Foram apreendidos 5,6 kg de produtos de origem suína produzidos na Rússia, país que no momento tem focos de peste suína africana (PSA), no domingo (4).
A apreensão aconteceu o Aeroporto Internacional do Rio de Janeiro (Galeão), por auditores fiscais federais agropecuários do Serviço de Vigilância Agropecuária Internacional (Vigiagro).
Salames, linguiças e outros produtos derivados de carne suína foram encontradas em bagagem de passageiro vindo da Rússia.
Desde que o alerta mundial para o risco do retorno da doença foi emitido, em julho do ano passado, quando focos da PSA foram identificados na República Dominicana, o Brasil vem se precavendo para evitar a contaminação de seus rebanhos suínos, assim como outros países.
Peste suína africana
O Sindicato dos Auditores Fiscais Federais Agropecuários (Anffa Sindical) reforça que passageiros vindos de países com focos de doenças e pragas de interesse agropecuário devem sempre ser vistos como alvo da vigilância agropecuária.
“Investimentos em inteligência e ferramentas para aprimorar a seleção de alvos são imprescindíveis para o serviço de proteção da produção agropecuária brasileira”, destaca Janus Pablo, presidente do Anffa.
A doença, que afeta somente os suínos, é uma enfermidade viral contagiosa, que não tem cura e nem tratamento, podendo dizimar rebanhos.

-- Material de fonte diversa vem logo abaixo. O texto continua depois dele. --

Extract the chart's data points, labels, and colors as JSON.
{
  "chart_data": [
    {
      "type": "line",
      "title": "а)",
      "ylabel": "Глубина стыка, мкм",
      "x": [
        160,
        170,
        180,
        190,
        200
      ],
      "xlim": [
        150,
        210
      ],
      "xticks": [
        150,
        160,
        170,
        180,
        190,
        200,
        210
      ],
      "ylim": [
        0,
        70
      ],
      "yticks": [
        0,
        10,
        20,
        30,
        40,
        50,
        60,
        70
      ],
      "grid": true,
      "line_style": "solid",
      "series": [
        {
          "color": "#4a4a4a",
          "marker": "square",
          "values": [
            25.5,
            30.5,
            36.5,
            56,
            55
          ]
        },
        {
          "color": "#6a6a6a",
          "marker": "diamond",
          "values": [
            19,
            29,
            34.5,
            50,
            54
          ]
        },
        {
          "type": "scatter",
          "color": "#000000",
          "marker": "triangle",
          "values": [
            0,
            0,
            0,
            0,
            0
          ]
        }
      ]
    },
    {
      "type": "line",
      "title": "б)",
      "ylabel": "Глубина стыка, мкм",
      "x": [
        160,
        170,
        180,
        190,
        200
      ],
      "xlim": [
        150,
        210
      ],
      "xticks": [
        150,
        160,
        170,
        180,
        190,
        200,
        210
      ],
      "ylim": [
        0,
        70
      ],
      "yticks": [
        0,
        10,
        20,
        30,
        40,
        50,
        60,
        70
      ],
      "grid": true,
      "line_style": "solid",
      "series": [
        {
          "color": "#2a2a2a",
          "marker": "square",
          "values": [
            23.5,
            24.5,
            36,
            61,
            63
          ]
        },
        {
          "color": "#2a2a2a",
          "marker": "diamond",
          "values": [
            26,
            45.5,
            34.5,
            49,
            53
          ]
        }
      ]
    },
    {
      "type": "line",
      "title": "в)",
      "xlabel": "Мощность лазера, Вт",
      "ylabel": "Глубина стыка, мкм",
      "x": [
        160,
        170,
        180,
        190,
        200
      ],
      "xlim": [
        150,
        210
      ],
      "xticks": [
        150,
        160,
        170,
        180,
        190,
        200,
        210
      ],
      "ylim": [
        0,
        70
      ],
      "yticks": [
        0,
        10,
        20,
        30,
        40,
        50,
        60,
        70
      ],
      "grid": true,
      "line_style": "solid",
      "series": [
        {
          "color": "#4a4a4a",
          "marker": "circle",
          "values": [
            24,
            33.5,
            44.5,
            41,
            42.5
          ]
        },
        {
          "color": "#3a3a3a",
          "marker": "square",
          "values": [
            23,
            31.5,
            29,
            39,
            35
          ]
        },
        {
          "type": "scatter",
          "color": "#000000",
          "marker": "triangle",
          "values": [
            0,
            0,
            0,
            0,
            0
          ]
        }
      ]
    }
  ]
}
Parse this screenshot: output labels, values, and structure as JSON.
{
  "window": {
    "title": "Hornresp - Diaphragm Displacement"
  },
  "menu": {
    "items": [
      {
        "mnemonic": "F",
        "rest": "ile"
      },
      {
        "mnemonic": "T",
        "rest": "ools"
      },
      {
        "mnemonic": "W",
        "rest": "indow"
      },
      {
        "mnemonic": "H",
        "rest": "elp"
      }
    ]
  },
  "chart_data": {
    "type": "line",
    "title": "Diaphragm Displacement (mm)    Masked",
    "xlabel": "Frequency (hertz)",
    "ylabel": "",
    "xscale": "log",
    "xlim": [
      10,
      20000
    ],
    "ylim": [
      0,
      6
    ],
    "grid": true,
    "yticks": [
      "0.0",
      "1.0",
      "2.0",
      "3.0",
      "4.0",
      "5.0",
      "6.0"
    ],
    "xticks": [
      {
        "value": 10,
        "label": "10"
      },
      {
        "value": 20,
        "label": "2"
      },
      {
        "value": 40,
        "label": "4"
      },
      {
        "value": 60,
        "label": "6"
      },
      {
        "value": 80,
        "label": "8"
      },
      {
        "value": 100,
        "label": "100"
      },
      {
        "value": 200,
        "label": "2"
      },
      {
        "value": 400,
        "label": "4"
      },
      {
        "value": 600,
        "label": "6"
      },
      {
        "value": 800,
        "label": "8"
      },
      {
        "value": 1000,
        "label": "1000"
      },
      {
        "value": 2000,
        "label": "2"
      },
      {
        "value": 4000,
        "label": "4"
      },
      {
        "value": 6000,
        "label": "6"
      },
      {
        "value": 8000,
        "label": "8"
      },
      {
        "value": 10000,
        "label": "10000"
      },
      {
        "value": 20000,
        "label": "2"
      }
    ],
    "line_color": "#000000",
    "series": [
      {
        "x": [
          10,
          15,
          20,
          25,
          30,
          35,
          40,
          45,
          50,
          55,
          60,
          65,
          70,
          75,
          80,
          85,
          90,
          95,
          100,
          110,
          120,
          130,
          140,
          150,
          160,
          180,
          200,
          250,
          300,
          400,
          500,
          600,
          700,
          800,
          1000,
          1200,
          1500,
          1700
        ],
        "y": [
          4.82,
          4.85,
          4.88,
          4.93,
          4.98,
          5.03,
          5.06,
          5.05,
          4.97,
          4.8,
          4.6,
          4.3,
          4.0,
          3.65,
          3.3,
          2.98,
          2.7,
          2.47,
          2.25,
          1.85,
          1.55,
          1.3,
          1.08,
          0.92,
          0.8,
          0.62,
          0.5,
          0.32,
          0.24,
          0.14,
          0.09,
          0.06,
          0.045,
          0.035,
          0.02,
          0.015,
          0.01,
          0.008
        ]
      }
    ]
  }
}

Além disso, segundo estimativa da Embrapa, se a PSA entrasse no país poderia causar prejuízo de aproximadamente US$ 5,5 bilhões, somente no primeiro ano.
Por essa razão, o Brasil, por meio do Ministério da Agricultura, Pecuária e Abastecimento (Mapa), vem realizando forças-tarefas para evitar a entrada da doença em território brasileiro, que pode ocorrer a partir de um minúsculo pedaço contaminado de derivados da carne suína vinda de outros países.
O Brasil é hoje o quarto maior produtor e exportador de carne suína no mundo.